Test culls will begin in Somerset and Gloucestershire, two of the most heavily infected regions in the country. The cull areas will be larger than those in the original trial, and will use physical boundaries, such as rivers and roads, to prevent infected badgers from roaming in or out of the cull zone. For many scientists, however, the new cull seems too distant from the RBCT to deserve the title of ‘science-led’ policy.
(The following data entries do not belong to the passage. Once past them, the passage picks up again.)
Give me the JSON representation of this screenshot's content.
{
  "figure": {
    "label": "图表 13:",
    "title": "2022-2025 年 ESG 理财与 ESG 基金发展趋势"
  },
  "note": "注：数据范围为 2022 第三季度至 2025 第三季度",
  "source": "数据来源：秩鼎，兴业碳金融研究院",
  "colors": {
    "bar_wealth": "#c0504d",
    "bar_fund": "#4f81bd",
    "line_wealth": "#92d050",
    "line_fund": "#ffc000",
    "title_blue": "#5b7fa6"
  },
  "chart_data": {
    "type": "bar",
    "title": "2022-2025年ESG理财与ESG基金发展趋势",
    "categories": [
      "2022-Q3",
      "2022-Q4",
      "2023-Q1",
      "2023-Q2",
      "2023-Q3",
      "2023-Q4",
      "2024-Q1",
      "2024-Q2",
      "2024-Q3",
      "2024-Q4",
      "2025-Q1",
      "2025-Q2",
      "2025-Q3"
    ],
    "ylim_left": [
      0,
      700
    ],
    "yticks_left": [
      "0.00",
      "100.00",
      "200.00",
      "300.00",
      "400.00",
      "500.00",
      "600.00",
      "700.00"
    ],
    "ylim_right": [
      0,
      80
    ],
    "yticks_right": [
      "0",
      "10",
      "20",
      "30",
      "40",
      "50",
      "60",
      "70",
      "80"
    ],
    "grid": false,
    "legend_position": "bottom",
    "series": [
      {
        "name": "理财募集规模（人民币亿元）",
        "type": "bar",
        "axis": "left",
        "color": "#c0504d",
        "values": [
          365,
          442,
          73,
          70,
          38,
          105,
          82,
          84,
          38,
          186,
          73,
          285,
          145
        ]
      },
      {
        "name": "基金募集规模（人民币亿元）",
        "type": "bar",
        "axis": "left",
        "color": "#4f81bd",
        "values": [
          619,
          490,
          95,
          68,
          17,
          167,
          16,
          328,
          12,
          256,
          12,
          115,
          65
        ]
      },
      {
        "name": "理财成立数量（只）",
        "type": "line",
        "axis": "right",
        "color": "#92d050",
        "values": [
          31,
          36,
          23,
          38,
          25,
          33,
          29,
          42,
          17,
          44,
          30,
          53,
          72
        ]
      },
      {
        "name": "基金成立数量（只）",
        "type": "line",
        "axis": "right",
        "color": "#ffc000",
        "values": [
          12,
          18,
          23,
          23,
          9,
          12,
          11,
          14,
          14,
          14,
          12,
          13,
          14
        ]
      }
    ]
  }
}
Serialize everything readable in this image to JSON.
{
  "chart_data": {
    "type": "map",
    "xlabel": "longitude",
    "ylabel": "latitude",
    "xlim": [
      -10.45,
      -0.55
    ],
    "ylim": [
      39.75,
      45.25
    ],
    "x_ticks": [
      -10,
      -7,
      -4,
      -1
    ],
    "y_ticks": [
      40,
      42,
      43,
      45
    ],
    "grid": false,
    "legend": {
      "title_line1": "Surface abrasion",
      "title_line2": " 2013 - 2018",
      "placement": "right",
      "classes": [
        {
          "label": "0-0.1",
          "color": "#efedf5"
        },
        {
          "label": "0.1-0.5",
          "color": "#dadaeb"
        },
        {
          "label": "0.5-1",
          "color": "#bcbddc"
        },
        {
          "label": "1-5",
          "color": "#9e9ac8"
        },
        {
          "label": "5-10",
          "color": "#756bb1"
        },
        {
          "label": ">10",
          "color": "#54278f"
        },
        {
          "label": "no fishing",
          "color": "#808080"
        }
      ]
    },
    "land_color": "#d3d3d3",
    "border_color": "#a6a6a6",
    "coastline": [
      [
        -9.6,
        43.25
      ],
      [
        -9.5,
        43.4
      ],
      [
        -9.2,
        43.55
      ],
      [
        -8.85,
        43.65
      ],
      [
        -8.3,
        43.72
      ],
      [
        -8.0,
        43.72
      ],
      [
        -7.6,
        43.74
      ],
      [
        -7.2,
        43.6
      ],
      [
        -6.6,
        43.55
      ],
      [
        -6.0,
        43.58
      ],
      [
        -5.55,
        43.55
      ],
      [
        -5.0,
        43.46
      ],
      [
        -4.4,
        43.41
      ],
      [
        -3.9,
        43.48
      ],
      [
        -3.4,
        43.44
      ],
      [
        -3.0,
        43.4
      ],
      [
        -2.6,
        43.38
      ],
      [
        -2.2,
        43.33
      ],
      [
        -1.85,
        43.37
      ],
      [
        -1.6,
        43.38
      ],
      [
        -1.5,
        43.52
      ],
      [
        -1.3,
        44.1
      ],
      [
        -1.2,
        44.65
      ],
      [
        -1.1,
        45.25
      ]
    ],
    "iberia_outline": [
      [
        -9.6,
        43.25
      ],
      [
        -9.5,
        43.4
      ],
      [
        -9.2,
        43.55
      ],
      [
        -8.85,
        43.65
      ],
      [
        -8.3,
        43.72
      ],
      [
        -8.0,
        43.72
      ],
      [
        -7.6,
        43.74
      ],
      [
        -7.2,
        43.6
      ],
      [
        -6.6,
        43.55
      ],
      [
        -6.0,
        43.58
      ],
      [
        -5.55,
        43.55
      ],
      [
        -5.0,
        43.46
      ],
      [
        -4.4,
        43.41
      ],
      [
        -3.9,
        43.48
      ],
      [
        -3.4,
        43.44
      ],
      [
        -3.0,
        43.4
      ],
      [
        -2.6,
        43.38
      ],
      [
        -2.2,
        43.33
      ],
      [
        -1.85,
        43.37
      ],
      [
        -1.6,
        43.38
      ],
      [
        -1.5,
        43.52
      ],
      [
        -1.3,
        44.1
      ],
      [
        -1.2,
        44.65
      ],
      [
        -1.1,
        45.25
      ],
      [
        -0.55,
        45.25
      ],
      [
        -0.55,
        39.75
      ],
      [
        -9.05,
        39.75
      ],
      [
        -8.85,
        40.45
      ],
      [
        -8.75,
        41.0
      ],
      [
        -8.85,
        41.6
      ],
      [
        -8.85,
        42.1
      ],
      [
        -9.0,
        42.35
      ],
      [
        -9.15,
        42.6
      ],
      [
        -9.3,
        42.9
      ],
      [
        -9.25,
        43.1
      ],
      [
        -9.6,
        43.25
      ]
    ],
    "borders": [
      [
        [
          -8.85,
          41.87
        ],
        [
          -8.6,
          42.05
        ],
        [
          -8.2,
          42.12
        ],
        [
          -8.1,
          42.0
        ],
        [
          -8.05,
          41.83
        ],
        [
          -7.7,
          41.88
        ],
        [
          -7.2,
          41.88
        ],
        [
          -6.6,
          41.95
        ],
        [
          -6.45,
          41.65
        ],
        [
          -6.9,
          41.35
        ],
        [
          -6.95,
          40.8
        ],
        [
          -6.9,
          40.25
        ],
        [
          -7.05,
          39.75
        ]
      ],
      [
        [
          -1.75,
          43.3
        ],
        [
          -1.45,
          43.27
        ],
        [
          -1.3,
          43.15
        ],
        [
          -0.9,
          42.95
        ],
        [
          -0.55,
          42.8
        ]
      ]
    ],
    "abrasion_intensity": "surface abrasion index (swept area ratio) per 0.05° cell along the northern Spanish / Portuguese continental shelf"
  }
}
The 70% reduction is a particular sticking point, as it is virtually impossible to determine badger populations in advance of actually killing them. On 14 October, 31 academics warned in a letter to The Observer newspaper that if the targets are missed, then levels of bovine TB could actually increase, because infected badgers will begin to roam more widely. “They say that their policy will be science-based but that’s simply not true,” says Krebs, who signed the letter. “They feel they have to do something, and the easiest something to do is to shoot badgers.”

Other parts of the British Isles have already taken action. The Irish have used targeted snare-trapping to all but eliminate badgers from selected areas. That system would be more affordable but it is considered unethical in England. In Wales, officials have begun an expensive campaign to immunize badgers against TB. Both techniques depend on the peculiarities of local geography and badger populations, but they reflect the range of approaches that can be supported by the scientific evidence.

Policy-makers, meanwhile, are frustrated. “Politicians feel that the scientists have let them down,” says Phil Willis, a Liberal Democrat and member of the House of Lords Science and Technology Committee. “They’ve not come with clarity, not just in terms of the science but in terms of the solution.” Willis says that based on his understanding of the data, the government policy is unlikely to work.

As both farmers and protesters gird themselves, Donnelly acknowledges that science has given few straight answers. But, she says, it has helped to shift the debate: farmers now admit that tougher biosecurity standards will be instrumental in controlling bovine TB, and conservationists concede that badgers are a major reservoir for the disease. “They may not be singing from the same hymn sheet,” she says, “but at least they’re looking at the same data table.”